The security analyst called upon the Federal Government to adequately fund the security programs in the northeast. He said that the frequent mass release of suspects is based upon the fact that the military authorities are not equipped to indefinitely detain prisoners of war. Turning the suspects over to the Borno State government appears to be a way to transfer responsibility away from the military. He said: “ironically, it’s a nation that fights a war and not its military alone. In other words, other agencies are supposed to play their roles – the Police, the Prosecutors, the Judiciary and the Prisons. It is the general failing of these other agencies of state that is over-burdening the military and resulting in these questionable mass release programs that may have the unintended consequence of prolonging the war in the northeast.”
According to Ekhomu, the Boko Haram conflict is classified as a 4th generation warfare. It is asymmetric warfare. Boko Haram’s operational strategy is appropriate messaging to different publics and use of lethal tactics. Captured Boko Haram fighters will quickly assure their captors that they have experienced ideological rebirth as a survival mechanism, even when such assertion is untrue. However, these fighters are free to resume attacks after being handed over to the poorly-resourced Borno State government.
He urged the Federal Government to be acutely aware of the paradigm shift in warfare and formulate prisoner release decisions based upon the realities of 4th generation warfare. He added: “When a suicide bomber blows himself or herself up in a mosque, it is a win for the insurgents.”
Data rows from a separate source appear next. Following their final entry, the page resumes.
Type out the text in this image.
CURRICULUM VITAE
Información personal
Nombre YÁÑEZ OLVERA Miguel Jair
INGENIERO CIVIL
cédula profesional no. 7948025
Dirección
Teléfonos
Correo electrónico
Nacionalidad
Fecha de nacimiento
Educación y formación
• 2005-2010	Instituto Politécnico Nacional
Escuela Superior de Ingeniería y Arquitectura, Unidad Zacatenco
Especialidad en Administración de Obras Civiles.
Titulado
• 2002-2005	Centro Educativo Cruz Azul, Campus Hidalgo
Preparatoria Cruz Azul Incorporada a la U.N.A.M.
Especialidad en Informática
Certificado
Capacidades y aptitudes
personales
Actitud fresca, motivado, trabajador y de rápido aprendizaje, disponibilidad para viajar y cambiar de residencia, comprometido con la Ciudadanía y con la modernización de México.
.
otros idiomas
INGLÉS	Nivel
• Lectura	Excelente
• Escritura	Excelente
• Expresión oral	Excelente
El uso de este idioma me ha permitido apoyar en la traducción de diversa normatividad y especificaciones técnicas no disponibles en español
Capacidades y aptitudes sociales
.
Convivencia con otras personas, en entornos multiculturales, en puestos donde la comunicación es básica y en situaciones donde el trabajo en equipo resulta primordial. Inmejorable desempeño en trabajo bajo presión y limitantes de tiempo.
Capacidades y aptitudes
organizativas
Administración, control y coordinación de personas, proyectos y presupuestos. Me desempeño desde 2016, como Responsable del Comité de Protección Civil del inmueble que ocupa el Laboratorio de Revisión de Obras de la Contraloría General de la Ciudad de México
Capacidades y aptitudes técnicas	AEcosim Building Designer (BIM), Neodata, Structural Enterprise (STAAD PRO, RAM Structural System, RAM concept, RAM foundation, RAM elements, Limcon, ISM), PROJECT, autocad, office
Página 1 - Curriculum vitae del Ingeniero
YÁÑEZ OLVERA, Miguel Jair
Ekhomu praised the Nigerian military for its bravery and brilliance in battle. However, he lamented that the military was being over-stretched by different internal security threats, and there was no need to prolong the Boko Haram conflict longer than necessary by making faulty decisions. He called for the building of high security prison facilities in Borno State where suspects can be held for longer periods of time and be exposed to psychologists and moderate imams who can work on their conversion to mainstream Islam prior to their release. He said that the decision to release terrorism suspects must be made after careful psychological testing and evaluation by credentialed professionals. That should form the basis for the decision to reintegrate each fighter into civil society. He said that the Borno State Government does not have the capacity to carry out the intricate assessment and evaluation of deradicalization and ideological reorientation of each Boko Haram fighter handed over to them.